The World Bank is involved in  Information and Communications Technology (ICT) in about 80 countries. Historically, the bank was particularly involved with telecommunications infrastructure, policies and regulatory framework. In the last five years, we have broadened our role and now in addition to telecommunications, we also work on e-Government and Information Technology (IT) applications. We also work on accelerating the growth of IT industry. There is a very developed global ICT industry in India as well as in other countries. This is the right sphere where the leverage of private sector can be promoted both in the terms of sectoral investments as well as operational capabilities.

World Bank works in the area of e-Government and IT. We have a number of cases where the Public Private Partnerships are very effective. For instance, if one looks at the custom system in Ghana, where the government and the private sector entered into a partnership and the private company made both the investment in the systems, software as well as the hardware. The private sector is running the custom system along with the government. This led to an increase in the custom revenue earnings of the country up to more than 50 percent. This incremental revenue accrues to the government, but a share of that revenue goes to the company who had invested in the project enabling the company to receive a satisfactory rate of return for motivating further investments. This is a situation where government receives a significant growth of revenue without taking risks itself. With the success of this PPP model, Ghana is extending the system to others sectors such as taxation and to several other sectors. In short, what we understand from the word ‘PPP’ model is that where risks and rewards are shared jointly by both the parties involved.

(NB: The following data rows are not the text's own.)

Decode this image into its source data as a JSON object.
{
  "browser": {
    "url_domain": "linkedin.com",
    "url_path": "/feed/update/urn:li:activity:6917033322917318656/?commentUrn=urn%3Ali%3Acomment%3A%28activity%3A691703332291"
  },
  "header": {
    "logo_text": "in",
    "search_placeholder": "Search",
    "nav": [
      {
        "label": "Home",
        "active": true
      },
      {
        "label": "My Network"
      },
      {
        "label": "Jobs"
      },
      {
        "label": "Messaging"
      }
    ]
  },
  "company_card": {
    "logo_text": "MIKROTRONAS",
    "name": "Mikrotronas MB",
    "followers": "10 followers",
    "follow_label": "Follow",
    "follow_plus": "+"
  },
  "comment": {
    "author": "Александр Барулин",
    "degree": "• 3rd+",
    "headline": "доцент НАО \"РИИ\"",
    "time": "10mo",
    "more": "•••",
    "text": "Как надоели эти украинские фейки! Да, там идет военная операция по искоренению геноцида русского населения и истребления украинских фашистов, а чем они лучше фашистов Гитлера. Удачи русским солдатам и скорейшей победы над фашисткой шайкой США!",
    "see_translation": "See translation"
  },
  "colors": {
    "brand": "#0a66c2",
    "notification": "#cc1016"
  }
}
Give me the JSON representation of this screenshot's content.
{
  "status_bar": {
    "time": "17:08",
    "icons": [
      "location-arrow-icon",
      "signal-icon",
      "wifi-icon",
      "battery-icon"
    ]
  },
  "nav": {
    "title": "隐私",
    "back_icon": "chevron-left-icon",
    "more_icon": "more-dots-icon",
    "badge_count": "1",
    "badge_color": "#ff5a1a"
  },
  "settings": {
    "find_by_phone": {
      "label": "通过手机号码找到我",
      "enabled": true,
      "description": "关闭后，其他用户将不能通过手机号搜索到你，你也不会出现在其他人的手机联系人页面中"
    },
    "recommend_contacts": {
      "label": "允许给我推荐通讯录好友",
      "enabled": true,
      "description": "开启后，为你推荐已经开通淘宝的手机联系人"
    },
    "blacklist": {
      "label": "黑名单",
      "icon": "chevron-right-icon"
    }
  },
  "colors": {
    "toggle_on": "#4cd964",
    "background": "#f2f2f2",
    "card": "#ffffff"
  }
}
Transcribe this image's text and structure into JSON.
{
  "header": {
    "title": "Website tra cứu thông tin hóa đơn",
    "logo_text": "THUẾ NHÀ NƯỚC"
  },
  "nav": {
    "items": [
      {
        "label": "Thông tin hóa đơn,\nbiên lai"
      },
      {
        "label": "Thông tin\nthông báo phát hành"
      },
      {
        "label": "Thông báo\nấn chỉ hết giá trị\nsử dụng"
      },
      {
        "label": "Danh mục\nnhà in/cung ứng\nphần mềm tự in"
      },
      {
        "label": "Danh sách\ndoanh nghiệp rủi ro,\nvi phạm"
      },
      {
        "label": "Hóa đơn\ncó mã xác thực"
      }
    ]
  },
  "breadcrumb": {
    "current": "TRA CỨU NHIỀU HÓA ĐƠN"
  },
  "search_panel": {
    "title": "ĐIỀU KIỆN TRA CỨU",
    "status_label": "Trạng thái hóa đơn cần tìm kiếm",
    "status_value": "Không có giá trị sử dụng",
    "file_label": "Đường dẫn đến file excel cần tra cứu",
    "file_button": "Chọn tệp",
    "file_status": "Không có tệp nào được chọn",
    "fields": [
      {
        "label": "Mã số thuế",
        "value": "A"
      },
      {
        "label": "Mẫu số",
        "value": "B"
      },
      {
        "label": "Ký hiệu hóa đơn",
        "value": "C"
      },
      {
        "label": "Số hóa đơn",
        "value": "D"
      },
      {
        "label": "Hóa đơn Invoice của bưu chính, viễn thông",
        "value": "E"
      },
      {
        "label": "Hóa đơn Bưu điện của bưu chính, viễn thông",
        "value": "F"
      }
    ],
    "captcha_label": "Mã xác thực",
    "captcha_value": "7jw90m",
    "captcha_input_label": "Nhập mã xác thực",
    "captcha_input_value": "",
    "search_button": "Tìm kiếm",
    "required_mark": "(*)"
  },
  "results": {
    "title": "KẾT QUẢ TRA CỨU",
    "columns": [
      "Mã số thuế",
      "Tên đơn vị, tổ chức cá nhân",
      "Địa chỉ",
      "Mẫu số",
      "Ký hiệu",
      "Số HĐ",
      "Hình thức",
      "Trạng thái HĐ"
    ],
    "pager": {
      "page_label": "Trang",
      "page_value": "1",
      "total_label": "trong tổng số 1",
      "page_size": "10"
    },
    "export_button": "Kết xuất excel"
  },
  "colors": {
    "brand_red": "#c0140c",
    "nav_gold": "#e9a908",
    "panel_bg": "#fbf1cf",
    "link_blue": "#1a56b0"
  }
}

Some of the well conducted research carried out in the sphere of e-Governance reveals that 70 per cent of such projects across the globe have failed. What in your opinion are the lessons to be learnt from such failures?

First and foremost, we should make it clear that investment in IT involves high risks and high rewards. A survey revealed by Gartner says that the success rate is even lower in private sector investments. It is acceptable that the amount of risks are high and the  number of failures are also high. One such example is the e-Procurement in Korea, where the government invested approximately $ 80 million in a comprehensive national e-Procurement system. This has resulted in annual savings of more than $ 1 billion per year. There are two very important lessons to be learned. We keep talking about IT investments, but what is more important than IT investments is the organisational change that needs to go along with the technology. We have observed that in cases where IT has been useful in achieving significant gains, IT was one input which brought a broader reform, where the processes were transformed and the businesses were done, very differently. In that context services were improved for the citizens, transparency was improved and technology was one part of the broader change. Therefore, the focus should be more on management processes than on the technology alone.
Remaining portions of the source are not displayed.